Eine kritische Analyse der Äußerungen Gerhard Roths über die Bedeutung der Gefühle des Menschen für die Verhaltenssteuerung kann die gesellschaftspolitischen Implikationen der Darstellung von Forschungsresultaten aus der modernen Hirnforschung stärker beleuchten. Wird der Wille nicht (auch) als Vernunftvermögen, sondern ausschließlich als ein Affekt des Begehrens verstanden, liegt alle Moralität nicht im Einzelnen, sondern – wenn überhaupt – in der Art der gesellschaftlichen Organisation und ist damit dem einzelnen Menschen und seinem Wollen äußerlich.

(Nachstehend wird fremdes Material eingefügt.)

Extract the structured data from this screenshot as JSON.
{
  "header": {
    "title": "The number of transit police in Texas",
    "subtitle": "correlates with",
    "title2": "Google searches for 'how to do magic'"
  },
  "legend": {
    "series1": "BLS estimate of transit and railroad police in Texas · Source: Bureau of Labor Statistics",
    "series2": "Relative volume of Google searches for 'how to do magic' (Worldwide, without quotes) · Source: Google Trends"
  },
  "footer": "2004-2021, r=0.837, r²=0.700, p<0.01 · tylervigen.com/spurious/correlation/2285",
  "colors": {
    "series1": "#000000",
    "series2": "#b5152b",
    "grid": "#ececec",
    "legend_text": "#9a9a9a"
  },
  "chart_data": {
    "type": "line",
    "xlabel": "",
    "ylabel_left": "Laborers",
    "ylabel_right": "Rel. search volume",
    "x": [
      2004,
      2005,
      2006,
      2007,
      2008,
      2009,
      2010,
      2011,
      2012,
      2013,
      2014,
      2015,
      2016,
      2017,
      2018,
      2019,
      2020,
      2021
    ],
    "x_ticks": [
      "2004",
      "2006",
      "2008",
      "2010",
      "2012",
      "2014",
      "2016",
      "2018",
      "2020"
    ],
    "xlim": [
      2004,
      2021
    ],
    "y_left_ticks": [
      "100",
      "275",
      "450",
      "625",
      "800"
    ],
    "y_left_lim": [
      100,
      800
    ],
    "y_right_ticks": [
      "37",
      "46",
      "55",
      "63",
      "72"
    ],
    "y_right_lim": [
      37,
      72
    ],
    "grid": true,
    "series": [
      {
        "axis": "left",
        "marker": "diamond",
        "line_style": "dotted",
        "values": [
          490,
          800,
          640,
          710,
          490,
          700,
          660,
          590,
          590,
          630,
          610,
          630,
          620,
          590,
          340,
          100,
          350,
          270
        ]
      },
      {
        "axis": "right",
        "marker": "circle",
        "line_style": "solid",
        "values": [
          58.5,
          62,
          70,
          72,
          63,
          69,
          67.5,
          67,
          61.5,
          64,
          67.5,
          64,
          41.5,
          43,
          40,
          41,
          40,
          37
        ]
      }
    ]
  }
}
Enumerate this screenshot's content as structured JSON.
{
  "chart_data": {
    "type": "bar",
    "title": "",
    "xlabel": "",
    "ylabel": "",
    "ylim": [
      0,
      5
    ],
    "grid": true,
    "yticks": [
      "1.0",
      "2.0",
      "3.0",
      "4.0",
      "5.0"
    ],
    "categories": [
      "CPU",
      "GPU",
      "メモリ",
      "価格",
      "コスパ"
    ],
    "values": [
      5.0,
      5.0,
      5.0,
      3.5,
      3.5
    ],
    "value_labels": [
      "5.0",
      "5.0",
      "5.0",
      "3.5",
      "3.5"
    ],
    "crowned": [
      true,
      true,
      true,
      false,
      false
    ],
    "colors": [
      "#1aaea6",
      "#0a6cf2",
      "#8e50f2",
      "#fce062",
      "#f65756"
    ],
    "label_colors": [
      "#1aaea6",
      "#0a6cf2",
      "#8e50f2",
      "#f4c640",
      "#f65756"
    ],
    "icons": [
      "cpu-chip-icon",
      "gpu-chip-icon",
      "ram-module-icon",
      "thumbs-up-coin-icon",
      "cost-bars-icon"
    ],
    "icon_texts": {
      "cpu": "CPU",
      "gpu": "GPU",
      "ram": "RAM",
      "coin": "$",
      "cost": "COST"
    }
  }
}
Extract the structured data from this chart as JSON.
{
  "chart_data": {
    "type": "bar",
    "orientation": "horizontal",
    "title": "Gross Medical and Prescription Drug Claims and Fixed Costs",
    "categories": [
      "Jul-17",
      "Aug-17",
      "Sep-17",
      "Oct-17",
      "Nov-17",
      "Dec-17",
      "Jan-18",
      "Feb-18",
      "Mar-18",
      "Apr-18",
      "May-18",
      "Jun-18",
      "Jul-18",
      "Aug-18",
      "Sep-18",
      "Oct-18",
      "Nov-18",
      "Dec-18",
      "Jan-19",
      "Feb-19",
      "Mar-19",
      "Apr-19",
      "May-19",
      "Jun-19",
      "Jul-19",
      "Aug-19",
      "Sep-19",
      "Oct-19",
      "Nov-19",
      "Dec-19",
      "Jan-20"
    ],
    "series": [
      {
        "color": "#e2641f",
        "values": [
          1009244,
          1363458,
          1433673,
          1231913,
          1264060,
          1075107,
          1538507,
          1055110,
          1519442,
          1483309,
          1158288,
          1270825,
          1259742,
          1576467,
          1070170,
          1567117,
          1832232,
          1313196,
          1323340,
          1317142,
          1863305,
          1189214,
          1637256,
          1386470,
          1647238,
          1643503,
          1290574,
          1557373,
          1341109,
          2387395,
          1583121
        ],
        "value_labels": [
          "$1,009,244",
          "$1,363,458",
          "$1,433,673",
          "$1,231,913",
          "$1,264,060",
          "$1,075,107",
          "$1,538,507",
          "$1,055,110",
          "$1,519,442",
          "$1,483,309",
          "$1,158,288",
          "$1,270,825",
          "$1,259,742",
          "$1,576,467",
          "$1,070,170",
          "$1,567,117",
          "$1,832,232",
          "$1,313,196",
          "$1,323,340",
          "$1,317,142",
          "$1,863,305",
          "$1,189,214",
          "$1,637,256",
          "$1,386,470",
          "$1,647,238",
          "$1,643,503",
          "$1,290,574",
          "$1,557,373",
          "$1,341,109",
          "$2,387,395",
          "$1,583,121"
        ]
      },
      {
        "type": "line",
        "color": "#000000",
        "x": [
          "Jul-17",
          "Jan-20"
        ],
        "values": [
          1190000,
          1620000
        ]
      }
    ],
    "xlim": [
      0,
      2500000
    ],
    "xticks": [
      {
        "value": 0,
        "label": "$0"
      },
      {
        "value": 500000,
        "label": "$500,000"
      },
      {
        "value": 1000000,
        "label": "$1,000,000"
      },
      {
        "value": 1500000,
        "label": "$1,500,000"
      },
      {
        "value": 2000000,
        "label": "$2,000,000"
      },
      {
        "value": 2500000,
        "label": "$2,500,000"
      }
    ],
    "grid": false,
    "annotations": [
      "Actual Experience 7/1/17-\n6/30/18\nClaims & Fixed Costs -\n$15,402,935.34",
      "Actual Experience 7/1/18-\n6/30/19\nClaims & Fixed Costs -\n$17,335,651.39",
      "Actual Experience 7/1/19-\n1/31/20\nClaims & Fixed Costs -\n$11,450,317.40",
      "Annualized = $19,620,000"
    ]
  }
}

Der anscheinende Konflikt zwischen Gefühl und Vernunft wird aus dem einzelnen Bewusstsein heraus verlagert in das Verhältnis zwischen dem Einzelnen und den an ihn gerichteten gesellschaftlichen Anforderungen. Dass letztere ,vernünftig' seien und das Primat gegenüber den Begehrungen des Einzelnen haben sollen, kann dabei jedoch nicht durch die menschliche Vernunft begründet sein, sondern nur durch die menschliche Natur, die ihren überindividuellen Ausdruck in der Art der Organisation der Gesellschaft finden soll. Zu einer Organisation von Zwecken, die auf die Verwertung des Wertes gerichtet sind, passt die Annahme der Unfreiheit des Einzelnen, weil jene Verwertung ihn als bloßes Mittel braucht. Der von der Hirnforschung wissenschaftlich unterfütterte Glaube an eine natürliche Unfreiheit affirmiert so einen gesellschaftlichen Zustand der Unfreiheit.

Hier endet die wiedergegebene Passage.